Synthesis of Alcohols and Alkanes from CO and H2 over MoS2/γ-Al2O3 Catalyst in a Packed Bed with Continuous Flow

Effects of reaction conditions on the production of alcohols (AOHs) and alkanes (Alk) from CO and H2, which can be obtained from the gasification of biomass, using a molybdenum sulfide (MoS2)-based catalyst of MoS2/γ-Al2O3 were studied. A high-pressure fixed packed bed (HPFPB) was employed to carry out the reaction. The results indicate that the conversion of CO (XCO) and specific production rates of alcohol (SPRAOH) and alkane (SPRAlk) are highly depended on temperature (T). In T = 423–573 K, maximum yield of alcohols (YAOH) and SPRAOH occur at T = 523 K. In the meantime, well performance gives the selectivity of ethanol (SEtOH) of 52.0 C%. For the studies on varying H2/CO mole ratio (MH/C) from 1 to 4 at 523 K, the appropriate MH/C to produce EtOH is 2, giving higher ratios of SPRAOH/SPRAlk and YAOH/YAlk than those with other MH/C. As for varying the total gas flow rates (QG) of 300, 450, 600 to 900 cm3 min−1 tested at T = 523 K and MH/C = 2, the lower QG provides longer reaction time (or gaseous retention time, tR) thus offering higher XCO, however lower productivity.

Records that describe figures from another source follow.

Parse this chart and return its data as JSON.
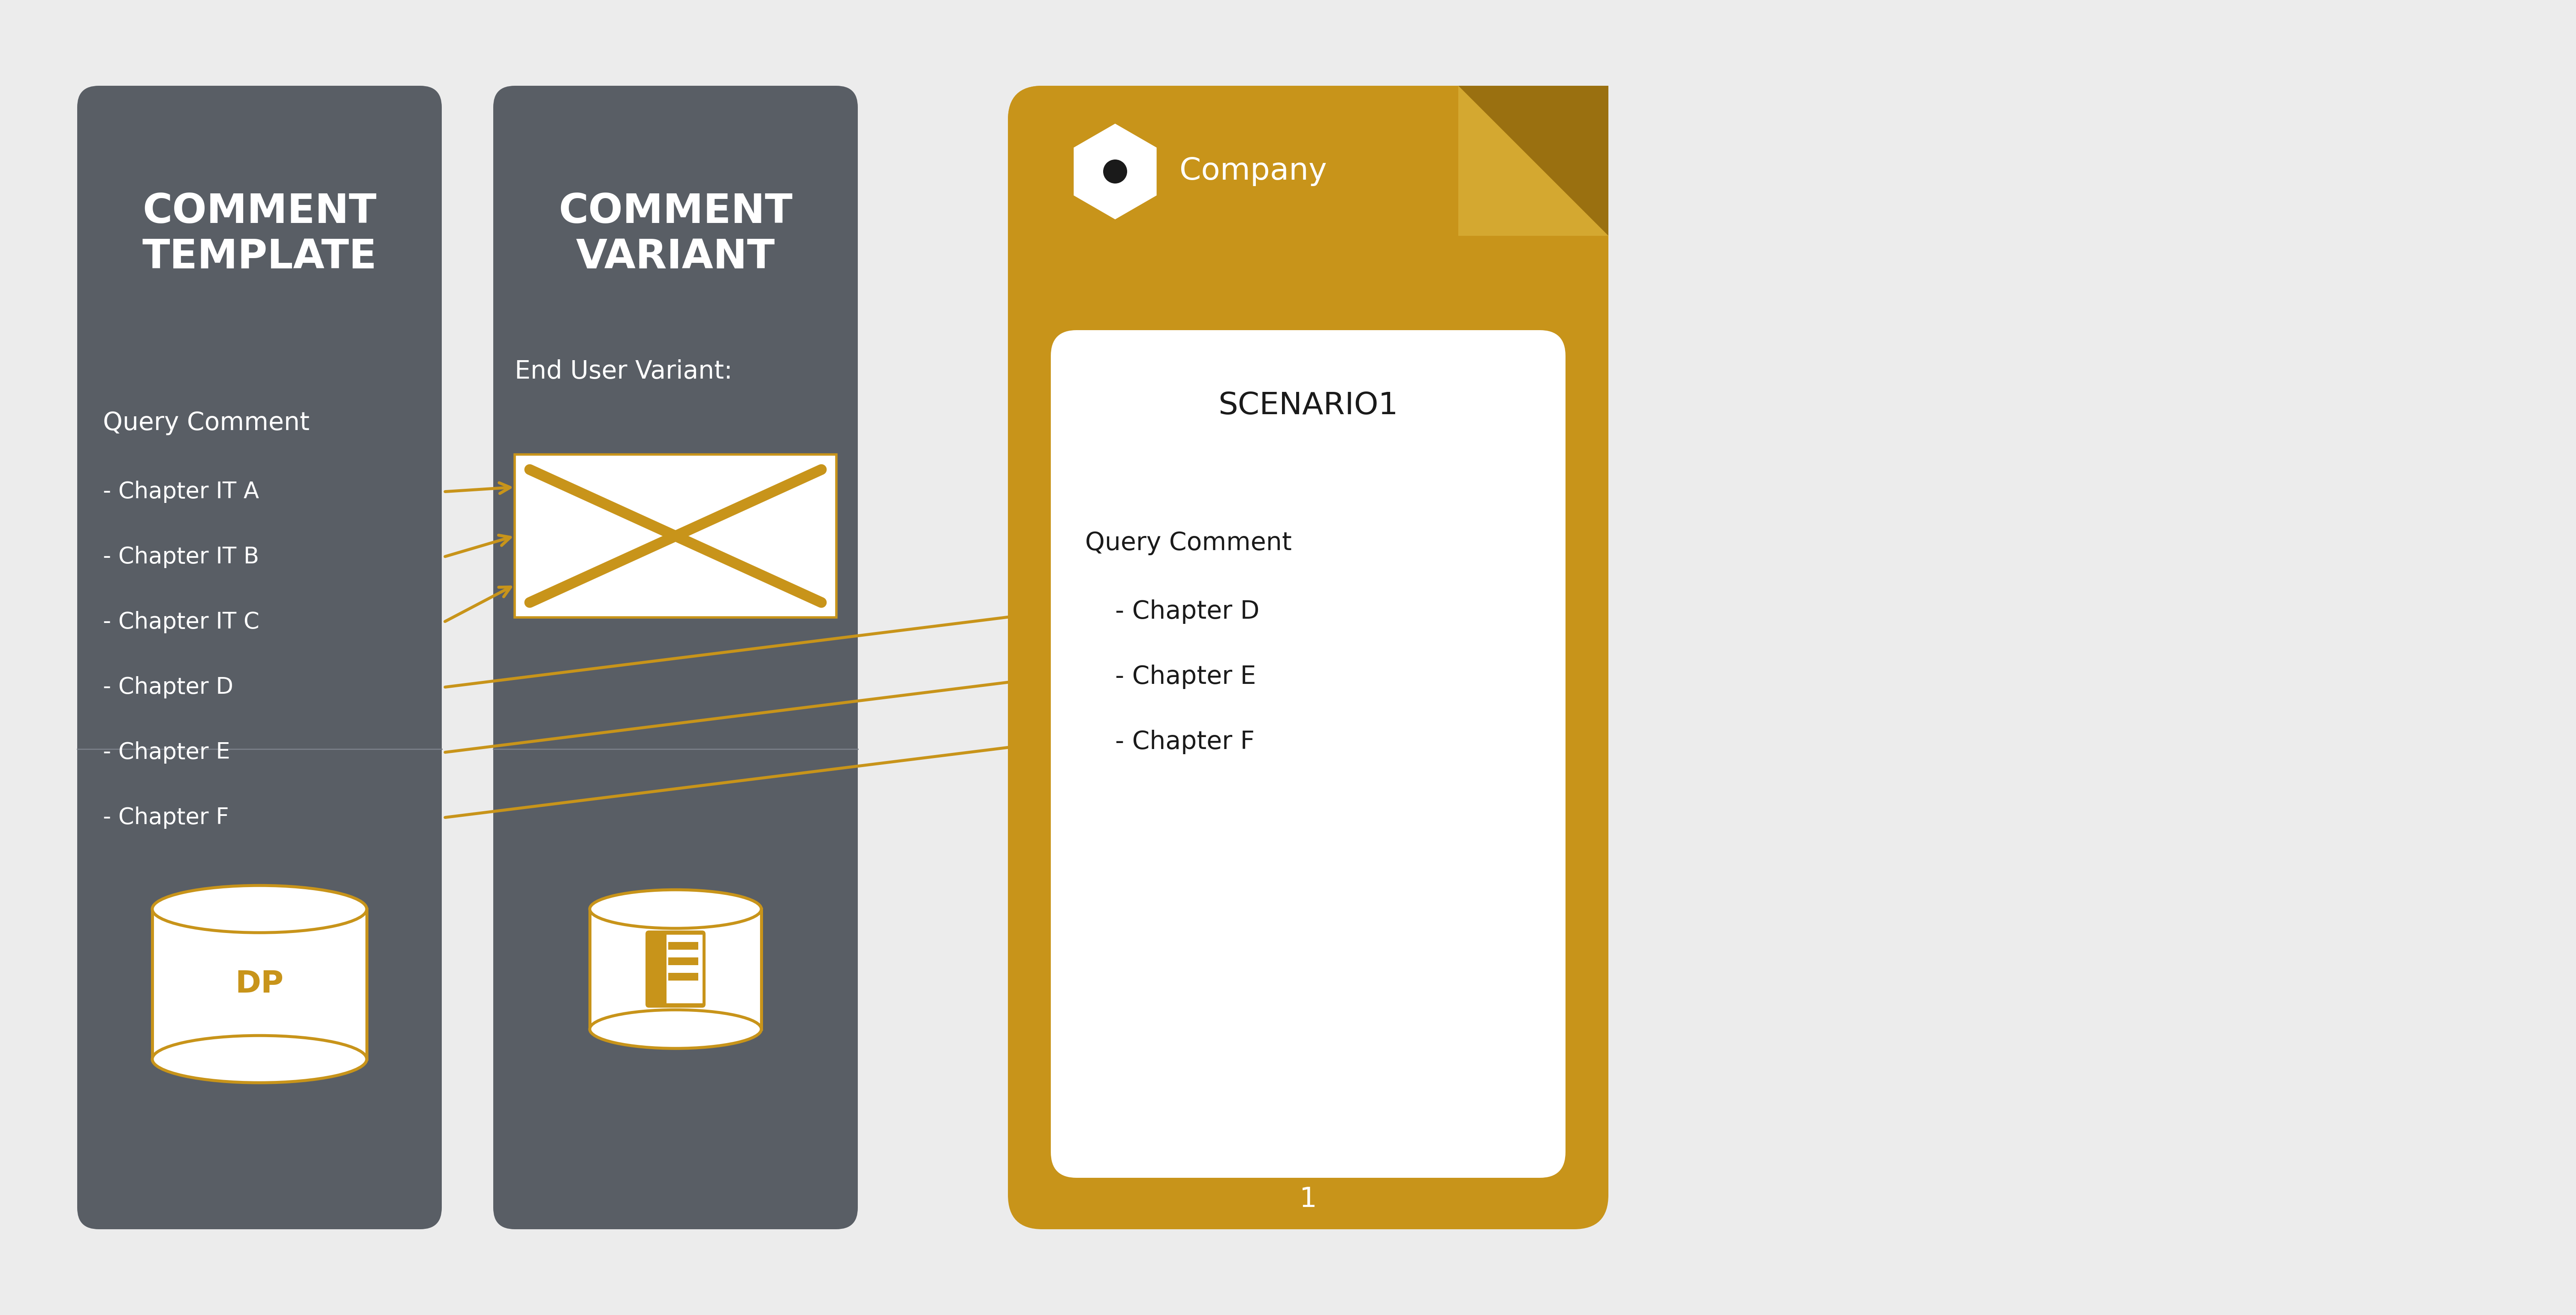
{
  "bg_color": "#ececec",
  "dark_gray": "#595e65",
  "gold": "#C8941A",
  "gold_dark": "#9A7010",
  "white": "#FFFFFF",
  "black": "#1a1a1a",
  "panel1_title": "COMMENT\nTEMPLATE",
  "panel2_title": "COMMENT\nVARIANT",
  "query_comment_label": "Query Comment",
  "chapters_left": [
    "- Chapter IT A",
    "- Chapter IT B",
    "- Chapter IT C",
    "- Chapter D",
    "- Chapter E",
    "- Chapter F"
  ],
  "end_user_variant_label": "End User Variant:",
  "dp_label": "DP",
  "scenario_title": "SCENARIO1",
  "query_comment_label2": "Query Comment",
  "chapters_right": [
    "- Chapter D",
    "- Chapter E",
    "- Chapter F"
  ],
  "page_number": "1",
  "company_label": "Company"
}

For setting pressure (PST) = 225–540 psi, a supply of higher pressure is equivalent to providing a larger amount of reactants into the reaction system, this thus suggests the use of higher PST should give both higher XCO and productivity. The assessment of the above results indicates that the MoS2/γ-Al2O3 catalyst favors the production of alcohols over alkanes, especially for ethanol. The information obtained is useful for the proper utilization of biomass derived gases of CO and H2.